Metaheuristics for optimization such as genetic algorithms leave a huge freedom to developers for their implementation. Genetic Algorithms such as NSGA2 are even less trivial. Their implementation in the mgo used in OpenMole was adapted so they are efficient for computation on clusters or grids. This leaves a lot of uncertainty to the user on what really happens. Why should you, as a user, trust this implementation? The answer is simple: you should not. Any implementation in scientific computing should be verified to be trusted.
Many functions named "Test Functions" were proposed over time to test and compare multi-objective optimization algorithms. The wikipedia page lists several of them.
A test function is an function you can use as the problem to optimize, for which the expected results are known. Test functions might test:
- problems with multiple parameters and multiple objectives
- problems with constraints: a part of the space of solutions can not be computed, so the algorithm should achieve to deal with it
- problems with parts of the space of solution that are tricky to detect, either because they are statistically unlikely to find, or because they are in a part of the space of solutions which is heavily constrained, etc.

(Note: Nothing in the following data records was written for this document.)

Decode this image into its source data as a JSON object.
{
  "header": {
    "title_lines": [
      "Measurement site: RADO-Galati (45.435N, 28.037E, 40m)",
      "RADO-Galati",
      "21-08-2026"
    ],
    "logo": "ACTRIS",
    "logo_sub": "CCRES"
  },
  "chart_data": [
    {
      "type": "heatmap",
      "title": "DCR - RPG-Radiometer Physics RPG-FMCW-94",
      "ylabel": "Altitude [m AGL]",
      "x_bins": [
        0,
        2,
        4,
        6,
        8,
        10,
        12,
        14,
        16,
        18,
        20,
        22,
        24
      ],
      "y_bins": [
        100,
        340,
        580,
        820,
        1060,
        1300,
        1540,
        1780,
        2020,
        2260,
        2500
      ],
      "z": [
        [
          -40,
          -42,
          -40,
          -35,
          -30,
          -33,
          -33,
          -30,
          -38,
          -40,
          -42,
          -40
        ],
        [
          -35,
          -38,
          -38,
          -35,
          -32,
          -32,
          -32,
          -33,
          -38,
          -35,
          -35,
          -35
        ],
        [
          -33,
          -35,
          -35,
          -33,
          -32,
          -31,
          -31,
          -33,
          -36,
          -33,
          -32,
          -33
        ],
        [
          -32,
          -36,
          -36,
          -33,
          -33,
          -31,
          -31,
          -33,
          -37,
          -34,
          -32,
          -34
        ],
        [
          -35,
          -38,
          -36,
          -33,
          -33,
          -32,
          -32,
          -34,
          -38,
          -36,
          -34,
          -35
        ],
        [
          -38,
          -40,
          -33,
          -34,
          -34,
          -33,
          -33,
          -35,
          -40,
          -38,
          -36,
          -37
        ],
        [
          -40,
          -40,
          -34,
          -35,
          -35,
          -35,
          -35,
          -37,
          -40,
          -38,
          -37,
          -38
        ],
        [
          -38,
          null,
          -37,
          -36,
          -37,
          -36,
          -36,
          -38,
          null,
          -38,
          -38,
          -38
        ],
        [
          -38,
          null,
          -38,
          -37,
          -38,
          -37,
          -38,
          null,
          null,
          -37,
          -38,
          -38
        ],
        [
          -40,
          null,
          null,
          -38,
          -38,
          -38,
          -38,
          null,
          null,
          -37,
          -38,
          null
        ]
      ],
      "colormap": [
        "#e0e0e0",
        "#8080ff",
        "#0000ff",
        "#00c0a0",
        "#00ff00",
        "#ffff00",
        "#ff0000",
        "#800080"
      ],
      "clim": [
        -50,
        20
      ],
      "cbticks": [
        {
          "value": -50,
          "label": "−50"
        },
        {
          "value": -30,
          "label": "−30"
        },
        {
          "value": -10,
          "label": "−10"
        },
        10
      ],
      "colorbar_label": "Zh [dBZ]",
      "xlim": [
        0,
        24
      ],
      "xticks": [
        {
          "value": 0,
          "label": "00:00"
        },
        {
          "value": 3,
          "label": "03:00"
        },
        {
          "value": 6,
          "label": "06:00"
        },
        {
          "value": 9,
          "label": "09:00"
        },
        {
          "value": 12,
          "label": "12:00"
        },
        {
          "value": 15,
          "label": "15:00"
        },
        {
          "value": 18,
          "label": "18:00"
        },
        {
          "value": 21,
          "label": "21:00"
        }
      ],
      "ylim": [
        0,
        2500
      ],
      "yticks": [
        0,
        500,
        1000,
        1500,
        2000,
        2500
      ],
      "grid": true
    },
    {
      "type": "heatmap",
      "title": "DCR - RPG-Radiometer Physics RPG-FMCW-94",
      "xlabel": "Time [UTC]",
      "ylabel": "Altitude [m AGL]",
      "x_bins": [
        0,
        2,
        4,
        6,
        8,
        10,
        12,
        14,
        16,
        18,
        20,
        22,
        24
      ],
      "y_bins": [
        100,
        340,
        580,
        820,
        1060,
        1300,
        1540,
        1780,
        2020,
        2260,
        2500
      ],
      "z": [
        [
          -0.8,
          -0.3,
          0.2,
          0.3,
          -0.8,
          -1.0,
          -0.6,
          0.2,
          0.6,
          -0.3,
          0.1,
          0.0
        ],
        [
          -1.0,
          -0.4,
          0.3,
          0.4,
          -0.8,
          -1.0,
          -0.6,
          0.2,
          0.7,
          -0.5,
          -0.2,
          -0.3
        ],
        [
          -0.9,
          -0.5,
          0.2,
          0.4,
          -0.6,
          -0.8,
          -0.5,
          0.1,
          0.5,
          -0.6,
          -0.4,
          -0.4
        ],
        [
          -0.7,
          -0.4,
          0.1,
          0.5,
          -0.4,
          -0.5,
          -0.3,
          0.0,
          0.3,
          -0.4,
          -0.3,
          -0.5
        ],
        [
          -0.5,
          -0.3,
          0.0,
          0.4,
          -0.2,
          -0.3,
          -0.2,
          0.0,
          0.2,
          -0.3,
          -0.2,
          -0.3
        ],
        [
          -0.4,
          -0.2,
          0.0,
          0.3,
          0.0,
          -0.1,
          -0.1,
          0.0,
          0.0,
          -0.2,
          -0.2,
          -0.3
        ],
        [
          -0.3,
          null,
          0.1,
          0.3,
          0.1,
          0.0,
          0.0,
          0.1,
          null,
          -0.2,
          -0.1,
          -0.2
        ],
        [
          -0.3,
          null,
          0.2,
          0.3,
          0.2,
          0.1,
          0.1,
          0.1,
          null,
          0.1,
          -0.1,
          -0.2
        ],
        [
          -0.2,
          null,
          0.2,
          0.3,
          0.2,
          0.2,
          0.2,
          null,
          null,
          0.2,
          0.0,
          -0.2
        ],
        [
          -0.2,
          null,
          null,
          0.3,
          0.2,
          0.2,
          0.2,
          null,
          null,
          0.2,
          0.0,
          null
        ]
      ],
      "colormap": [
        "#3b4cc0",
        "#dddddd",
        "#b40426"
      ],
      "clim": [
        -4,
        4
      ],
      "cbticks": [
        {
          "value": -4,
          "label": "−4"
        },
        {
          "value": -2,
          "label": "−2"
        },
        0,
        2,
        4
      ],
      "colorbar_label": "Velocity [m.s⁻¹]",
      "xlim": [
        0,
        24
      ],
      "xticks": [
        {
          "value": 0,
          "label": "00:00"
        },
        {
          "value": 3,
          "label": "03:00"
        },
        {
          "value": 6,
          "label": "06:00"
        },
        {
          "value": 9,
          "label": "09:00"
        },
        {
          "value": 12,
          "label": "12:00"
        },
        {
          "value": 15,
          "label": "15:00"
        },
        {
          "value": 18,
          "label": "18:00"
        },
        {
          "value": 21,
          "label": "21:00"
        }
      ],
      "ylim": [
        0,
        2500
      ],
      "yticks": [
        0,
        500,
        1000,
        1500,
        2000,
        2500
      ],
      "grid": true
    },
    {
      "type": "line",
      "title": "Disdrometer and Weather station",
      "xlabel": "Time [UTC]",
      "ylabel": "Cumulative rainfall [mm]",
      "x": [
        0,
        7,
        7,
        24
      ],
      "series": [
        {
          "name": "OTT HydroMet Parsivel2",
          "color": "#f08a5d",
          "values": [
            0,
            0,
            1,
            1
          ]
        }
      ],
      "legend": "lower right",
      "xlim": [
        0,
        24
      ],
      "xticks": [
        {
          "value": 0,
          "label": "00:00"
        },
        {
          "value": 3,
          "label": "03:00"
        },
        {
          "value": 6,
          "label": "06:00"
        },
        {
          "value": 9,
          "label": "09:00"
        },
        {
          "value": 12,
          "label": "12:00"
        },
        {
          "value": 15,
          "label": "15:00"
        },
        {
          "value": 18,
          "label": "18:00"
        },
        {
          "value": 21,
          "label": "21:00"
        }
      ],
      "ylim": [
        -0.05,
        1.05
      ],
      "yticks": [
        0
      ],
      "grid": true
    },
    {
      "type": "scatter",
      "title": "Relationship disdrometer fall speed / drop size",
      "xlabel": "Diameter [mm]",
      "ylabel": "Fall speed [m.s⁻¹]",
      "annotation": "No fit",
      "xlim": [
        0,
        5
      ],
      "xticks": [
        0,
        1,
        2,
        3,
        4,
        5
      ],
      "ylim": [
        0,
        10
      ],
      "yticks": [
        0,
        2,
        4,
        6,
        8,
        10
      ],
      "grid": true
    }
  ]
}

The results of a test function are usually compared in both terms of:
- coverage of the Pareto front,
- speed of convergence
Test functions have another role: they constitute a simple example of optimization problem. As a user, you can also learn to tune the parameters of the genetic algorithm as check when convergence occurs.
We provide here a few examples of test functions which you can open with OpenMole.
- ConstrEx
- CP1
- Schaffer N1
- Schaffer N2
To run a test
- Choose one of the workflows starting with "test function"
- Run the workflow
- Update the view on the left using the "refresh" button
- Download the graph of the last Pareto front, and compare it with the literature (you might use the wikipedia page as a start)
You might then tune the parameters of the optimization algorithm and analyze the results, to understand how to better use the optimization method.